COMMENT: THE FUTURE FOR OFFSHORE
Since the global financial crisis struck in 2008, offshore financial centres (OFCs) have come under sustained attack. As the world’s leading economies struggled to balance their books in the face of massive declines in tax revenue, the lowest fruit was seen to be hanging from the offshore tree. Estimates of the scale of offshore deposits vary wildly, from Boston Consulting Group’s $8.9 trillion (€6.5 trillion) to Tax Justice Network’s $21 trillion – but clearly it is a very enticing crop.
Before the crisis, the offshore sector was grappling with an international campaign against money laundering led by the Financial Action Task Force (FATF) and its 40 recommendations. Today, proceeds of crime legislation, “know your client” regulations and the reporting of suspicious transactions are the norm. But crucially a line was always maintained between criminality and tax. That line is now well and truly broken.
The catalyst has been the US Foreign Account Tax Compliance Act (Fatca), which was passed in 2010 in the wake of the tax evasion scandal involving Swiss bank UBS and came into force on 1 July this year. The US used the threat of heavy withholding taxes to force overseas banks to hand over information on their US clients automatically. It was an “offer” banks couldn’t really refuse.
The US, in order “to assist with Fatca implementation”, thoughtfully also devised transparency agreements at a governmental level. This meant that countries with strict bank secrecy rules were obliged to relax them and, having done so for the US, could no longer realistically refuse to share data with other countries as well.
The G20 nations pushed the OECD, which had been assiduously pursuing a lesser model of exchange of information on request, to raise its sights. It obliged in February, with a new global standard on automatic exchange of information, which requires countries to collect and exchange information on bank accounts and the beneficial ownership of companies and other legal structures such as trusts.
Seizing the moment, Europe’s leading nations set a deadline of September 2017 for reporting investors’ tax details to their home governments – which would be collected from 31 December 2015. The momentum has been such that even Switzerland, the world’s largest offshore financial centre with an estimated $2.2 trillion of assets, bowed to the inevitable by agreeing, in May, to adopt the new OECD standard.
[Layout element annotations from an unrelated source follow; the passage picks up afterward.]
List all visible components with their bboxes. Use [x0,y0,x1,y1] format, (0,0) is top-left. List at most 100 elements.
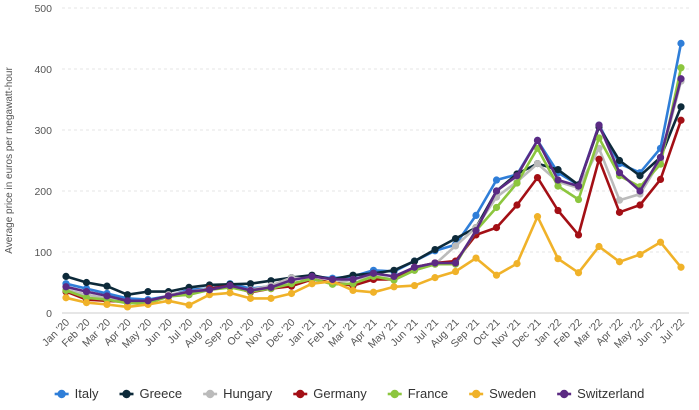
data-point[interactable] [595,242,603,251]
data-point[interactable] [451,242,460,250]
data-point[interactable] [677,116,685,124]
data-point[interactable] [472,254,480,262]
data-point[interactable] [431,245,439,254]
data-point[interactable] [103,300,111,309]
data-point[interactable] [677,103,685,111]
data-point[interactable] [103,282,111,290]
data-point[interactable] [390,272,398,280]
data-point[interactable] [451,234,460,243]
data-point[interactable] [656,175,665,184]
data-point[interactable] [226,289,234,297]
data-point[interactable] [513,179,521,187]
data-point[interactable] [677,39,685,47]
data-point[interactable] [451,259,460,267]
legend-item-switzerland[interactable]: Switzerland [557,386,644,401]
data-point[interactable] [554,255,562,263]
data-point[interactable] [246,280,255,288]
data-point[interactable] [533,213,542,221]
data-point[interactable] [492,176,501,184]
data-point[interactable] [246,286,255,295]
data-point[interactable] [574,195,583,204]
data-point[interactable] [246,294,255,302]
data-point[interactable] [308,272,316,280]
data-point[interactable] [554,166,562,174]
data-point[interactable] [615,169,624,177]
data-point[interactable] [82,278,91,287]
legend-item-germany[interactable]: Germany [293,386,367,401]
data-point[interactable] [533,136,542,144]
data-point[interactable] [123,297,132,305]
data-point[interactable] [82,299,91,307]
data-point[interactable] [554,182,562,190]
data-point[interactable] [431,274,439,282]
data-point[interactable] [267,283,275,291]
data-point[interactable] [349,275,357,284]
data-point[interactable] [615,196,624,204]
data-point[interactable] [554,206,562,215]
data-point[interactable] [472,227,480,235]
data-point[interactable] [615,258,624,266]
data-point[interactable] [103,292,111,300]
data-point[interactable] [595,121,603,129]
legend-item-hungary[interactable]: Hungary [203,386,273,401]
data-point[interactable] [287,276,296,284]
data-point[interactable] [513,201,521,209]
data-point[interactable] [677,263,685,271]
data-point[interactable] [123,303,132,311]
data-point[interactable] [185,301,193,309]
data-point[interactable] [554,176,562,184]
data-point[interactable] [595,155,603,163]
legend-item-italy[interactable]: Italy [54,386,99,401]
data-point[interactable] [410,257,419,265]
data-point[interactable] [574,269,583,277]
data-point[interactable] [615,156,624,165]
data-point[interactable] [205,286,214,294]
data-point[interactable] [574,231,583,239]
data-point[interactable] [144,288,152,296]
data-point[interactable] [62,272,70,280]
data-point[interactable] [492,203,501,212]
data-point[interactable] [123,291,132,299]
data-point[interactable] [677,64,685,72]
data-point[interactable] [390,283,398,291]
legend-item-greece[interactable]: Greece [119,386,182,401]
data-point[interactable] [656,153,665,162]
data-point[interactable] [62,283,70,291]
data-point[interactable] [369,269,378,277]
data-point[interactable] [492,224,501,232]
data-point[interactable] [287,289,296,298]
data-point[interactable] [451,267,460,276]
data-point[interactable] [410,281,419,290]
data-point[interactable] [144,297,152,305]
data-point[interactable] [369,288,378,296]
data-point[interactable] [636,187,644,195]
legend-item-sweden[interactable]: Sweden [469,386,536,401]
data-point[interactable] [267,294,275,302]
data-point[interactable] [636,201,644,209]
data-point[interactable] [410,263,419,271]
data-point[interactable] [82,288,91,296]
data-point[interactable] [636,172,644,180]
data-point[interactable] [492,271,501,279]
data-point[interactable] [533,159,542,168]
data-point[interactable] [574,182,583,190]
data-point[interactable] [185,288,193,296]
data-point[interactable] [513,259,521,268]
data-point[interactable] [533,173,542,182]
data-point[interactable] [595,134,603,142]
data-point[interactable] [431,259,439,267]
data-point[interactable] [513,172,521,180]
data-point[interactable] [62,294,70,302]
data-point[interactable] [636,250,644,259]
data-point[interactable] [472,211,480,219]
data-point[interactable] [677,75,685,83]
legend-item-france[interactable]: France [387,386,448,401]
data-point[interactable] [656,238,665,246]
data-point[interactable] [349,286,357,295]
data-point[interactable] [308,280,316,288]
data-point[interactable] [164,292,173,300]
data-point[interactable] [226,281,234,290]
data-point[interactable] [390,266,398,274]
data-point[interactable] [615,208,624,216]
data-point[interactable] [328,275,337,284]
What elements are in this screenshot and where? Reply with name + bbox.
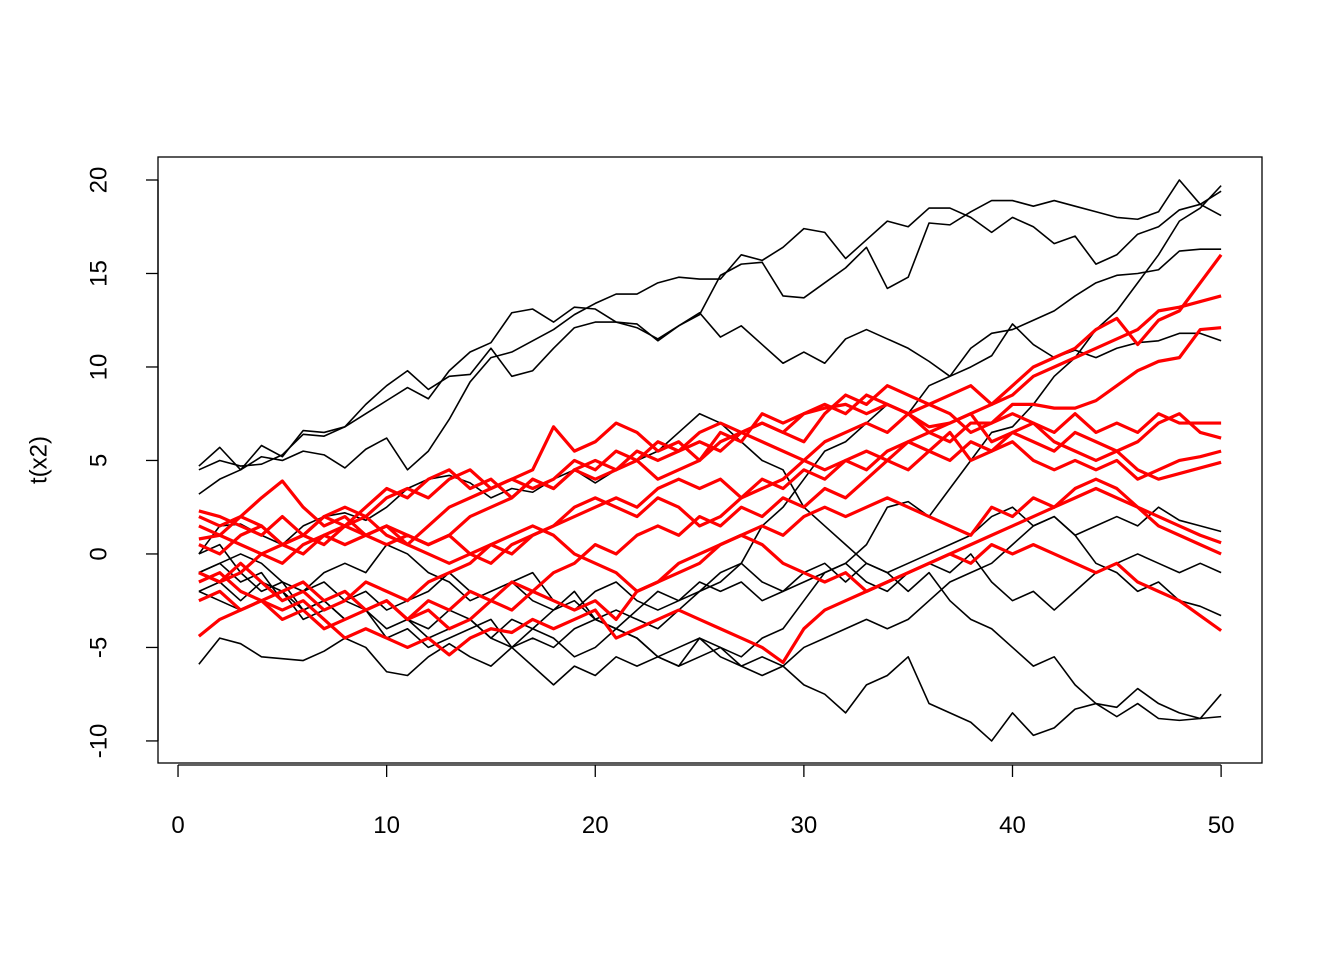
y-axis-label: t(x2) [25,436,52,484]
series-line [198,486,1222,631]
y-tick-label: -10 [85,724,112,759]
y-tick-label: 20 [85,167,112,194]
series-line [197,543,1223,665]
series-line [198,402,1222,556]
x-tick-label: 10 [373,812,400,839]
series-line [198,179,1222,471]
y-tick-label: -5 [85,637,112,658]
x-tick-label: 50 [1208,812,1235,839]
series-line [198,637,1222,742]
series-line [198,326,1222,612]
series-line [198,543,1222,611]
series-line [198,190,1222,495]
y-tick-label: 5 [85,454,112,467]
series-line [198,253,1223,565]
series-line [198,515,1222,667]
x-tick-label: 20 [582,812,609,839]
x-tick-label: 0 [171,812,184,839]
y-tick-label: 15 [85,260,112,287]
series-line [198,421,1222,584]
x-tick-label: 30 [791,812,818,839]
x-tick-label: 40 [999,812,1026,839]
series-line [198,477,1222,593]
y-tick-label: 10 [85,354,112,381]
series-line [198,185,1222,658]
y-tick-label: 0 [85,547,112,560]
series-line [198,311,1222,471]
So where does this leave OFCs? It will certainly see a thinning of their ranks, not least because the costs and resources required to stay in the game have risen hugely and only those OFCs with the political will and critical mass to be able to meet the new standards will survive. But people are still trading across borders, acquiring foreign assets, pooling investments, collecting royalties, securing finance, and planning for their futures and their ends.
Where and when the swelling masses of wealthy Chinese will park their international assets as more and more look to move assets out of mainland China is also a tempting carrot to keep many centres as players in the game. Investors will still need entities, vehicles, structures and products and they will still need expert advice and service on the best way to form them, shape them and manage them.
And that is what the more foresighted OFCs have now grasped. They are embracing the new order. They have the ingenuity, expertise and infrastructure to be competing out in the open – providing, of course, that the rules are fair and the playing field is level – and an increasing number of them are also beginning to display the confidence that should go with it.